Saturday, February 23, 2008
Recent Alnylam Patents Blur Distinction between Blunt-end dsRNAs and those with 3’ Overhangs
Although, even in the absence of applying obviousness criteria, I doubt that if Kreutzer-Limmer ultimately failed to be applied to 22-24bp RNAs, any other patent application would be able to do so based on prior art, this still raises the question whether 22-24bp RNAs will fall into a free-for-all grey zone.
While the seminal Elbashir et al. publication underlying Tuschl II provided compelling evidence that in most cases 3’ overhangs will enhance RNAi gene silencing, at least in tissue culture, recent patent application by Alnylam itself make me rethink the value of blunt-ends, particularly for in vivo applications.
At the end of January, Alnylam issued a press release on the issuance of the Woppmann patents in the UK (UK 2417727). Although I would not, by any stretch of the imagination, consider it to be an umbrella patent of the stature of Tuschl II, it is still a quite curious patent with relatively early 2003-4 priority in that it describes siRNAs with one blunt-end and one 3’ overhang end (often just one nucleotide) to have gene silencing advantages over the classical Tuschl design features (two 3’ overhangs, best if 2 nucleotides long).

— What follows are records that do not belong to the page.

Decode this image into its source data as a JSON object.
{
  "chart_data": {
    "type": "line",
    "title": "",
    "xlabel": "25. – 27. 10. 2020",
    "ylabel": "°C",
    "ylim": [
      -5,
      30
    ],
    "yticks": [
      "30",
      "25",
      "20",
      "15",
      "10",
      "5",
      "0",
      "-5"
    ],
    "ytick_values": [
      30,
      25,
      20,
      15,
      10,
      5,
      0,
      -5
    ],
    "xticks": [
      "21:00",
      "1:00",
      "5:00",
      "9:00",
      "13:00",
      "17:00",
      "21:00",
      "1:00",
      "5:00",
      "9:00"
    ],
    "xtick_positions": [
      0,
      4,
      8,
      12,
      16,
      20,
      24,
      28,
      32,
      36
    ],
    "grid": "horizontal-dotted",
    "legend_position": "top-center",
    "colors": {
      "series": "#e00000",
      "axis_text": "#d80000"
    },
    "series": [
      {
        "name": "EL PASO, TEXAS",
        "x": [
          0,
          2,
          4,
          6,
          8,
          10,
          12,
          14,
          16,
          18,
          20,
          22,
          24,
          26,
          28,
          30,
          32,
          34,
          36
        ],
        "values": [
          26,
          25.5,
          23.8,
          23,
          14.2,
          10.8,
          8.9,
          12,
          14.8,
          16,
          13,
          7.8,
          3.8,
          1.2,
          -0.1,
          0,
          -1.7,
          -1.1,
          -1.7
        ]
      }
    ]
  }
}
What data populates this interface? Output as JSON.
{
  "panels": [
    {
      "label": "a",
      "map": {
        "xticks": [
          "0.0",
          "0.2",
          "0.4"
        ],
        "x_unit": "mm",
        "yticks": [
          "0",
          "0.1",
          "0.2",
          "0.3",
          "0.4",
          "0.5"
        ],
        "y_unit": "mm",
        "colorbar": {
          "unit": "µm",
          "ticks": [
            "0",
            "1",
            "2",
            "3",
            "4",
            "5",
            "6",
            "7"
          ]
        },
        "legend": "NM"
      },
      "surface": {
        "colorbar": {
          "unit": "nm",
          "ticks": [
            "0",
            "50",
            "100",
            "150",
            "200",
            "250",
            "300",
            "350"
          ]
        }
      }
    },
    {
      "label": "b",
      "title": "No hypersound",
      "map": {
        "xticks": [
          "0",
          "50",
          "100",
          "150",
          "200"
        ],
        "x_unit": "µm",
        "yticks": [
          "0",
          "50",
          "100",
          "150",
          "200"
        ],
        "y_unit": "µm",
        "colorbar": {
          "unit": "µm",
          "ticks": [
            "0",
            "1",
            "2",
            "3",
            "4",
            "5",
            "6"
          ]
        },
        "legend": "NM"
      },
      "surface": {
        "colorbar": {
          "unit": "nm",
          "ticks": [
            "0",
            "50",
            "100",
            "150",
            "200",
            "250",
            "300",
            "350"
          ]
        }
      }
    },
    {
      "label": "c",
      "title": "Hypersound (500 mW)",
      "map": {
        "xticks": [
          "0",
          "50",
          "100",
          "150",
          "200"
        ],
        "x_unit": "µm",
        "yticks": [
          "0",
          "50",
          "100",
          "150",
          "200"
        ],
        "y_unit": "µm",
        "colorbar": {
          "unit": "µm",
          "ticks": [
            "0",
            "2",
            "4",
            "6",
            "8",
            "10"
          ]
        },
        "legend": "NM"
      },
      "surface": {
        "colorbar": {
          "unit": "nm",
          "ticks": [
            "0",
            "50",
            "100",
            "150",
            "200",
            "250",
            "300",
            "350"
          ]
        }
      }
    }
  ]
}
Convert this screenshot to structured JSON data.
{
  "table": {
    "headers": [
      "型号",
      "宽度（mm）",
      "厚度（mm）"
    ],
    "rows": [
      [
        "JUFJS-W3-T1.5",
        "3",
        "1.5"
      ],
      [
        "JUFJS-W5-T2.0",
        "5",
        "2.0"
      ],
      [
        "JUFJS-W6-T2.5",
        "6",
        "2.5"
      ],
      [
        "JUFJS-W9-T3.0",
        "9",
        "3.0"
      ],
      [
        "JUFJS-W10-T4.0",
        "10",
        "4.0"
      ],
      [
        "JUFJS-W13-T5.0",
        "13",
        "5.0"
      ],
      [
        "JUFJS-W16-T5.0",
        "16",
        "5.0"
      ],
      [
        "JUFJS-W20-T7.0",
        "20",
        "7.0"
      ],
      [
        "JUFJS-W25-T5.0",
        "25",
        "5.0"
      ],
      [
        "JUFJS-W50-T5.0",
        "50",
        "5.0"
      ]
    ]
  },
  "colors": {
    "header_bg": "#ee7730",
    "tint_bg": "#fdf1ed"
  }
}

I know that the following passage from the PR has caused some confusion among some of the readers of this blog, and admittedly also myself, as without carefully reading the claims of the patent it could be misunderstood as also covering dsRNAs with two blunt-ends, instead of dsRNAs combining the two features in just one molecule: ”The claims cover siRNA molecules of any length that contain "overhang" and "blunt end" design features, including siRNAs containing chemical modifications and certain novel motifs.”

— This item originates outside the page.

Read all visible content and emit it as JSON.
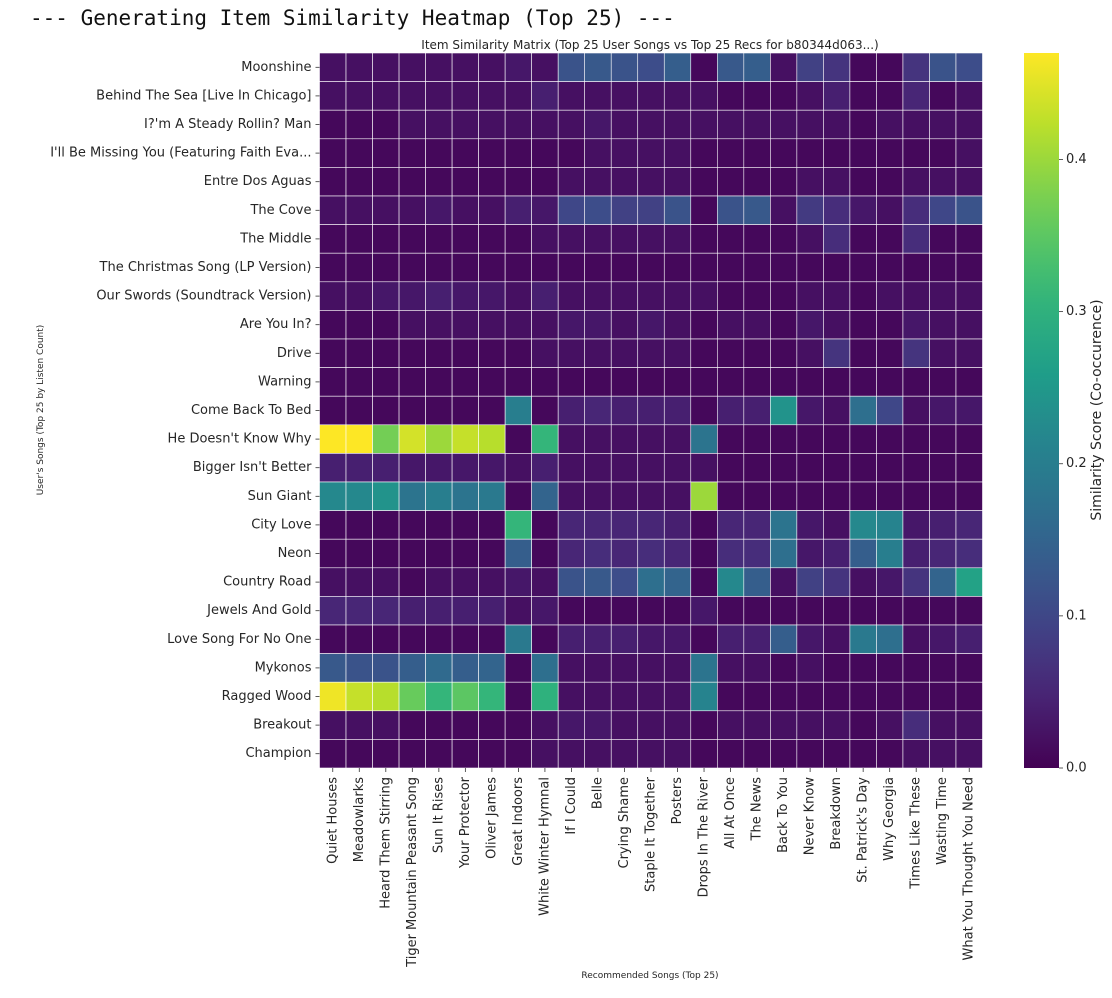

Does this mean that Alnylam is back-tracking here on the value of 3’ overhangs, i.e. Tuschl II, which could have serious repercussions for the whole RNAi Therapeutics IP space and give companies like Silence Therapeutics or RXi some room to breath? The issue therefore is whether the one 1-nucleotide overhang is really that advantageous or just serves as a fig-leaf designed to disguise the value of blunt-end siRNAs. I therefore found the following passage from the description of another recent Alnylam patent application on the targeting of the Huntingtin gene by RNAi (USPTO application no. 11/588,674) of interest:
“In one embodiment, at least one end of the dsRNA has a single-stranded nucleotide overhang of 1 to 4, preferably 1 or 2 nucleotides. dsRNAs having at least one nucleotide overhang have unexpectedly superior inhibitory properties than their blunt-ended counterparts. Moreover, the present inventors have discovered that the presence of only one nucleotide overhang strengthens the interference activity of the dsRNA… dsRNA having only one overhang has proven particularly stable and effective in vivo, as well as in a variety of cells, cell culture mediums, blood, and serum.”

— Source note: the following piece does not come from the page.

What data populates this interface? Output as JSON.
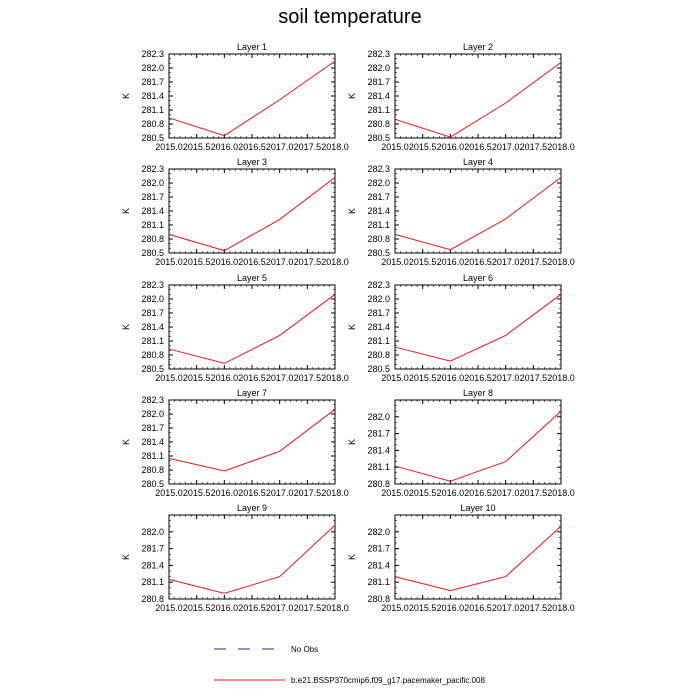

Maybe it should not come as a surprise that with intense research, the design features of RNAi triggers will evolve over time, somewhat reminiscent of what had happened with monoclonal antibodies before and this can only be a blessing for the realization of RNAi Therapeutics. However, from a business point of view, this raises the question what will be considered sufficiently novel or merely an improvement of a fundamental design. Clearly, at a time when many dsRNAs and also single-stranded oligonucleotides are found to be able to accomplish gene silencing via RNAi, the systematic analysis of particularly dsRNAs between ~19-25bp in length with various types of overhangs or no overhangs should be of value here. I’m almost sure this has been done already and is ongoing in other parts of the industry, but it certainly would be nice to see an unbiased publication on that very subject.